Re: When is something a tag? from David Håsäther on 2005-06-20 (www-html@w3.org from June 2005)

From: David Håsäther <hasather@gmail.com>
Date: Mon, 20 Jun 2005 12:59:16 +0200
To: Robert <rvl@xs4all.nl>
CC: www-html@w3.org
Message-ID: <42B6A184.4050801@gmail.com>

On 2005-06-19 22:37, Robert wrote:

> I like to know when something is a tag.
> For example <p> is a tag, but < p> is not (usually displayed as text).

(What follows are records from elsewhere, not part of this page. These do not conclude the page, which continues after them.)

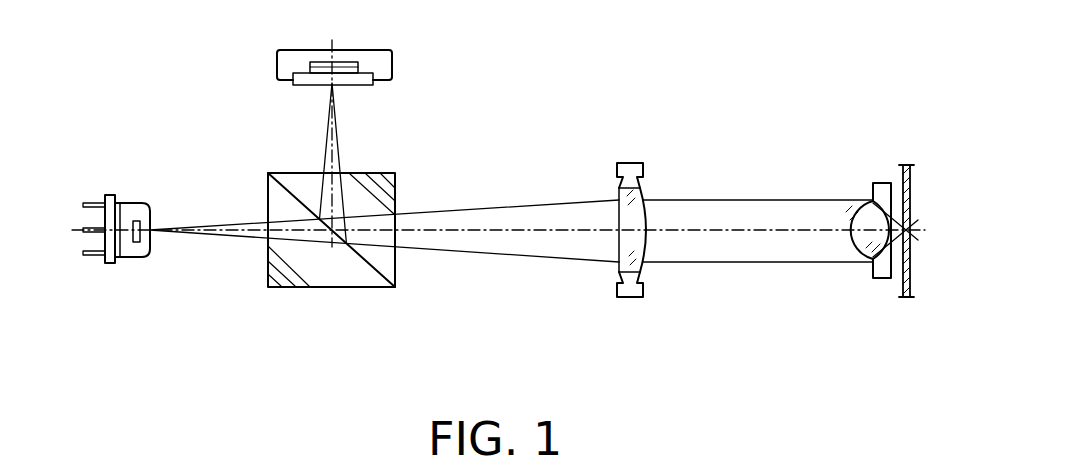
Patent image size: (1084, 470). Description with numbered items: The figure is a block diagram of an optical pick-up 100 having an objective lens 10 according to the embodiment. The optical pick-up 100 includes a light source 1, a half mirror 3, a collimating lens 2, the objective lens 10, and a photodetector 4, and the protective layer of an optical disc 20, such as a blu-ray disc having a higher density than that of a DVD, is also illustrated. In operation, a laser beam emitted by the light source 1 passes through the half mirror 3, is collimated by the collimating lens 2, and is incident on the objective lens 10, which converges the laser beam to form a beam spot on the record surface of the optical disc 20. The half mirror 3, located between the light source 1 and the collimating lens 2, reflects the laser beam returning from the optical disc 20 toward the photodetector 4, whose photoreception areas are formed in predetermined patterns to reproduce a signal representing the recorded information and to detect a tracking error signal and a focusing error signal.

The light source 1 is at (136, 252).
The collimating lens 2 is at (630, 297).
The half mirror 3 is at (322, 275).
The photodetector 4 is at (382, 66).
The objective lens 10 is at (880, 273).
The optical disc 20 is at (903, 172).
The optical pick-up 100 is at (614, 91).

Right. In order for a start-tag to be recognized by a SGML parser it
must start with a character called STAGO (start-tag open). In the
reference concrete syntax, which HTML uses, this abstract character is
defined as "<". After STAGO, it must be immediately followed by a name
start character (which in the RCS is the alphabet, both lowercase and
uppercase).
In your second example, there is a space between "<" and "p", and
therefore this will mean just data to the parser.

> I would like to know if the definition of when it is a tag is defined by 
> a version of (X)HTML, or if this is defined by SGML (for HTML) or XML 
> (for XHTML).

Yes, this is defined in SGML and XML.

> And do browsers implement its own ideas of when something is a tag?

Yes, they do (in text/html), because they use tagsoup parsers, instead
of real SGML parsers. I can't think of any browser that has a problem
with a space between "<" and the first character, though.

> Could you point me in the right direction for this specification?

If you're really interested, look into The SGML Handbook
<http://www.amazon.com/exec/obidos/ASIN/0198537379/charlesfgoldfars/002-6439808-6619234>

A cheaper way would be to look at the production for a start-tag:
http://www.w3.org/MarkUp/SGML/productions.html#prod14

and an end-tag:
http://www.w3.org/MarkUp/SGML/productions.html#prod19

-- 
David Håsäther

Received on Monday, 20 June 2005 10:59:41 UTC